As a means of survival, coded language and symbols have always existed in queer culture. The argument that homosexuality is unnatural has a long standing history of being used against the queer community perpetuating erasure. By examining the expansiveness of gender expression, sexuality, and queer cultural references to plants, my audio/visual project Unearthing Queer Ecologies, seeks to draw connections between the human and non-human realm deeming queerness natural.
Using a process called bio-sonification, this ongoing project generates sound and video from vibrations of plants. Electrodes are attached to plants and then translated into information that can be assigned to different digital sounds. I use samples of these recordings to create electronic compositions that trigger morphing imagery including two illustrations in the Folger Library from The herball or Generall historie of plantes by John Gerard and Flowers from Shakespeare’s garden by Walter Crane. By using these images in the video aspect of my work, I hope to give the listener context of the source of the sounds and their cultural significance with the understanding that meanings change over time and with circumstance. I see this creative process as a playful way to fill in the gaps of queer history using a combination of personal experience and research.
While creating a timeline of queer historical and artistic events that reference plants, I was drawn to the lavender and violet illustrations in The herball or Generall historie of plantes — lavender and violet are two words, colors, and plants that have various associations with LGBTQ+ history. Dating back to the 7th century, the poet Sappho’s writing described erotic desire for “women with violet tiaras.” The act of giving flowers to someone else carries meanings that varies depending on the culture, flower, and sometimes gender identity. In the 1920s, gifting violets within the lesbian community meant that one was displaying sapphic interest.

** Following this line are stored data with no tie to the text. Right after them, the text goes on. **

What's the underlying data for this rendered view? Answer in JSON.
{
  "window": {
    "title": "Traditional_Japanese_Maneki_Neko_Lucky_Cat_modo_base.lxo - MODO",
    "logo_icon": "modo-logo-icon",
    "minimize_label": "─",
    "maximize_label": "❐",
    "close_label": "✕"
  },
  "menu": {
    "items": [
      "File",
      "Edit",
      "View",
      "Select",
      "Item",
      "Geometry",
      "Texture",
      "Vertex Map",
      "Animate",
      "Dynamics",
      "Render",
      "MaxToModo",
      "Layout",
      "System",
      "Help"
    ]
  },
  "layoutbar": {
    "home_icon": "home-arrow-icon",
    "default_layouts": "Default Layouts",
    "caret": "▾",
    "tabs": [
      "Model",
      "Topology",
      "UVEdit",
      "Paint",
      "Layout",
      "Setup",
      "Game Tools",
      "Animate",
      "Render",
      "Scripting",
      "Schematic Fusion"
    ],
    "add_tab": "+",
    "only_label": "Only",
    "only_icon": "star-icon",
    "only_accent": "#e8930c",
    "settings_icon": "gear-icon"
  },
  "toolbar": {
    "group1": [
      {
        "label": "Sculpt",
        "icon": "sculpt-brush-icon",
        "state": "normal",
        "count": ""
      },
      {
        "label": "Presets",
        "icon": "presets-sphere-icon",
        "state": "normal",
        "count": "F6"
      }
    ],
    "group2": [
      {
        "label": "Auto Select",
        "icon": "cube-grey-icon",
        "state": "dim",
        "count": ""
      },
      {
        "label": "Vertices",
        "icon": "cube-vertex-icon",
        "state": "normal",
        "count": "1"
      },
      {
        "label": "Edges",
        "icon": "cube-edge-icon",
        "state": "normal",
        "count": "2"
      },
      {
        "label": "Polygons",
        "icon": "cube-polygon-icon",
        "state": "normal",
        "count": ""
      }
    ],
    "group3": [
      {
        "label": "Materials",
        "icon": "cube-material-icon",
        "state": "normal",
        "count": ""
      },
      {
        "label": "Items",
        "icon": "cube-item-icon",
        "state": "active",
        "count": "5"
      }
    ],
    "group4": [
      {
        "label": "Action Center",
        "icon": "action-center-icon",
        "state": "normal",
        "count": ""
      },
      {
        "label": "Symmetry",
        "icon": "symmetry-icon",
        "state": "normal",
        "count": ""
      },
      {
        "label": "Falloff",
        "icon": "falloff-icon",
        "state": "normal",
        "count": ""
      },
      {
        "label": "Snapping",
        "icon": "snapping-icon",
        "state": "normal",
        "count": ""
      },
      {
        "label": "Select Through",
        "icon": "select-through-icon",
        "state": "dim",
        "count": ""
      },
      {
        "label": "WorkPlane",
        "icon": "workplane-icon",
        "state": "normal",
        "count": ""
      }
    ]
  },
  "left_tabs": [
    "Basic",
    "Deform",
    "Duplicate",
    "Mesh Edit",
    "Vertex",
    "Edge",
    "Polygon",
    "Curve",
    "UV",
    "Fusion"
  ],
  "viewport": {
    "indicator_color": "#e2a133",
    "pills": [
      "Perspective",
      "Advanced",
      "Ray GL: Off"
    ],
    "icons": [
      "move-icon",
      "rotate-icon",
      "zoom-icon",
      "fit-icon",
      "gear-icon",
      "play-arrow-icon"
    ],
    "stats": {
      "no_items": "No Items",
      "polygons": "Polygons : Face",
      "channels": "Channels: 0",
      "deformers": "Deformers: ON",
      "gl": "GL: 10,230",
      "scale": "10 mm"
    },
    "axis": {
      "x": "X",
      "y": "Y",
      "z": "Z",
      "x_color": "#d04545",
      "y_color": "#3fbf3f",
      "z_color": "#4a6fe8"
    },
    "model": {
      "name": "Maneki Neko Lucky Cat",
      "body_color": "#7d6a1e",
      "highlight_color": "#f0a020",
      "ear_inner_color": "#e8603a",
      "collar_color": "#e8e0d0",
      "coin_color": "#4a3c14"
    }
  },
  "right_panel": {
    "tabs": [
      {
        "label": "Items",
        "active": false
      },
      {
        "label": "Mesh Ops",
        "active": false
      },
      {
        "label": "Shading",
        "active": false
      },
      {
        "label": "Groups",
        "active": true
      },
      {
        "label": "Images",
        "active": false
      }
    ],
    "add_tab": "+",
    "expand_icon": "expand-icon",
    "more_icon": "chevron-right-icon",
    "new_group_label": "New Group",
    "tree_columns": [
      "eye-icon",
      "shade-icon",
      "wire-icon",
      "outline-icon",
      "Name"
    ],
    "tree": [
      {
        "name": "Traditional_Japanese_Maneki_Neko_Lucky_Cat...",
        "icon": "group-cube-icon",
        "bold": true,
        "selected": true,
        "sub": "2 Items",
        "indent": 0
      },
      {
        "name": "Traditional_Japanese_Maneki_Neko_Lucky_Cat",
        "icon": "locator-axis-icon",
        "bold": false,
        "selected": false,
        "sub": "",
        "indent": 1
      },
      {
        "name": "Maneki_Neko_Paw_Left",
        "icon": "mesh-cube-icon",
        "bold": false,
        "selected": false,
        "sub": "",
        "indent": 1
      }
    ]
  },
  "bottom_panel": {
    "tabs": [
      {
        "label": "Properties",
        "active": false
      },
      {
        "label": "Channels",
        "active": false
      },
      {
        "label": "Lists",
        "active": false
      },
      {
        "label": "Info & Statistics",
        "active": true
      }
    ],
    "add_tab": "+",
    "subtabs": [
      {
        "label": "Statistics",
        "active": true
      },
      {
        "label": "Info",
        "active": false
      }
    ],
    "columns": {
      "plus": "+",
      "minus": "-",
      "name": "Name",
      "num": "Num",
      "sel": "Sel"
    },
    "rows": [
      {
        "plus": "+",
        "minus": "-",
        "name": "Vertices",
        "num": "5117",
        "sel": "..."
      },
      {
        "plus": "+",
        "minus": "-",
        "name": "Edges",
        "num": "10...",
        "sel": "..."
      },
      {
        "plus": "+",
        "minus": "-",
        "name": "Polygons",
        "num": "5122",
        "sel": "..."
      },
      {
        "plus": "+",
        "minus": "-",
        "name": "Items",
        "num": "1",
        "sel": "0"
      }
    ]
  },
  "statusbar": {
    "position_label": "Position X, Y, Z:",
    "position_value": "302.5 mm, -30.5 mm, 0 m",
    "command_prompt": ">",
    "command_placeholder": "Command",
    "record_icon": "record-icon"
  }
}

Lavender has many associations to queer culture, most infamously “The Lavender Scare.” This event occurred in the 1930s in the United States, when there was a state sanctioned executive order to purge homosexuals from the federal government resulting in a national witch hunt of the LGBTQ+ community linking the color / plant to homosexuality. Predating this event in 1920s Germany, cabaret nightlife birthed the song “Das Lila Lied” which translates to “The Lavender Song” in English. This song became on of the first documented queer anthems with the chorus reading:
We are just different from the others
who are being loved only in lockstep of morality
who wander curiously through a thousand wonders
and who are only up to the trivial.
But we do not know what the feeling is
since we are all children of a different kind of world
we only love lavender night, who is sultry
because we are just different from the others!
In the late 19th century, the public began demonizing the color lavender as effeminate because of this connection to queerness. Lavender became a celebratory symbol after the 1969 Stonewall riots, with lavender sashes distributed to a massive gay power march symbolizing empowerment.
The Walter Crane illustrations of men and women personifying plants and flowers in Shakespeare’s plays undeniably embrace a certain sense of flamboyance. The lavender illustration features an effeminate figure adorned in draping sprigs of lavender that create a dress-like outfit. Above the figure is bright red text that reads “Hot lavender.” While I believe this text references lavender grown in the summer months, it is not currently referred to as “hot” in the 21st century which adds a touch of humor to the plant couture. This playful interpretation of lavender led me down a rabbit hole of exploring the context of plants used in Shakespeare’s work. So far, my favorite reference to plants in his work has been in The Winter’s Tale. In (Act IV, Scene 4) an exchange between Polixenes and Perdita, Perdita exclaims:
I’ll not put
The dibble in earth to set one slip of them,
No more than, were I painted, I would wish
This youth should say ’twere well, and only
Desire to breed by me. Here’s flowers for you:
Hot lavender, mints, savory, marjoram,
The marigold, that goes to bed wi’ th’ sun
And with him rises weeping. These are flowers
Of middle summer, and I think they are given
To men of middle age. You’re very welcome
It is fascinating that even in Shakespeare’s worlds, certain types of plants are meant for certain genders and in this case, a specific age group. By pairing the images of the personified flowers and the botanical illustrations from the Folger’s collection with futuristic digital imagery, I hope to create a conversation between the past, present, future, and merging of various worlds. In my digital compositions and video explorations, sound is what triggers various imagery to dissolve into one another and reveal something new. Through this process, I seek to reinforce the idea that as time moves forward, cultural implications change and new meanings are formed.